Until some new bodies can be uncovered, the Express will have to run with what it's got. It leaves Roanoke with little margin for error, Anzalone said.
"We're just going to have to work, work and work and don't stop," Anzalone said. "That's how you win when maybe you shouldn't win every night. We're just going to have to find ways to win.
"It looks like we're going to lose sight of the top [of the ECHL East] a little bit now. We've just got to start pecking along now. That's all you can do.
"We're not losers. We've just been losing. We'll do our best to improve our team, whether it be through technology or whether it be through changes."
A hot goalie could cure a lot of woes, Anzalone said. Roanoke's 4.97 goals-against average ranks last in the East and 14th overall in the ECHL.
"Hopefully, sooner or later, our goalies are going to get really hot and they're going to be able to stop some shots we give up on mistakes," Anzalone said. "We play well, we play poor. And when we play poor it's in our net.
"Meanwhile, what's really hilarious is that we haven't run into one loose goaltender yet except the night we beat Charlotte (a 7-5 win on Oct. 28). That's just the way it goes."
\ THANKSGIVING FEAST: The Express expects one of the season's largest home crowds for tonight's meeting with Hampton Roads. The Roanoke franchise has never lost on its traditional Thanksgiving home date since the ECHL was formed in 1988-89, winning five straight. Even last season's woeful Rampage rose to the Turkey Day task, ripping Richmond 8-2.
But something will have to give this time. Including a 5-3 win earlier this season in Norfolk, coach John Brophy's Admirals are 21-1-3 vs. Roanoke since the 1989-90 season.

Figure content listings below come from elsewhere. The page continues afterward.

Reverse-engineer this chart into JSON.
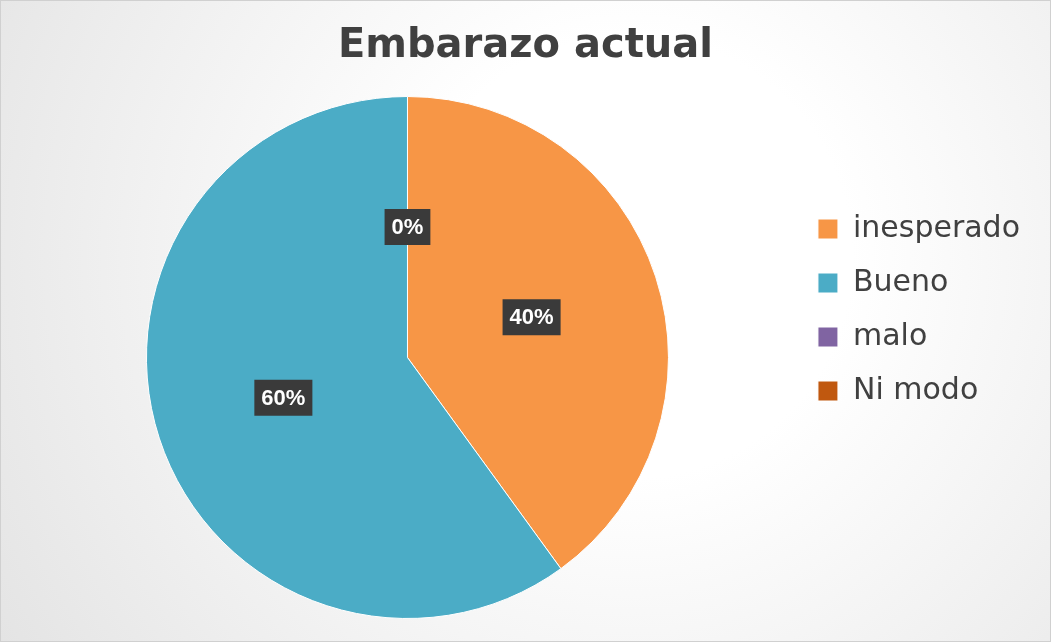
{
  "chart_data": {
    "type": "pie",
    "title": "Embarazo actual",
    "categories": [
      "inesperado",
      "Bueno",
      "malo",
      "Ni modo"
    ],
    "values": [
      40,
      60,
      0,
      0
    ],
    "colors": [
      "#f79646",
      "#4bacc6",
      "#8064a2",
      "#c0580f"
    ],
    "value_labels": [
      "40%",
      "60%",
      "0%",
      null
    ],
    "legend": "right"
  }
}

\ EXPRESSIONS: A short-circuiting power play hasn't aided Roanoke's cause lately. The Express was 0-for-11 on the power play in last week's three-game home stand and had failed to score on 14 straight manpower-advantage situations heading into Wednesday's game in Richmond. The power-play outage coincided with the Russians' recent scoring slump. Over the past four games, Oleg Yashin has one goal on 19 shots, Ilja Dubkov has no goals on only nine shots and two assists and Lev Berdichevsky has one assist. . . . Roanoke continues to suffer from the middle-period blues. The Express has been outscored 27-16 in the second period this season. Roanoke is even (22-22) in first periods, plus-1 (27-26) in third periods.
\ ICE CHIPS: The fact it resides in the ECHL's strongest division hasn't made the Express' first-year task any easier. The East Division's seven clubs entered Wednesday's action with a combined record of 60-38-8. In contrast, the six-team North Division is 47-37-5; the six-team West is 36-48-7. The East also is dominating at the gate as South Carolina (8,815), Hampton Roads (7,621), Charlotte (7,573) and Greensboro (6,216) lead the league in average attendance. . . . Erie's Stephane Charbonneau became the seventh player in ECHL history to score five goals in a game in the Panthers' 10-5 romp over Dayton last Friday. Hampton Roads' Tom Bissett (1989-90) and Toledo's Brad McCaughey (91-92) share the league record of six goals in one game.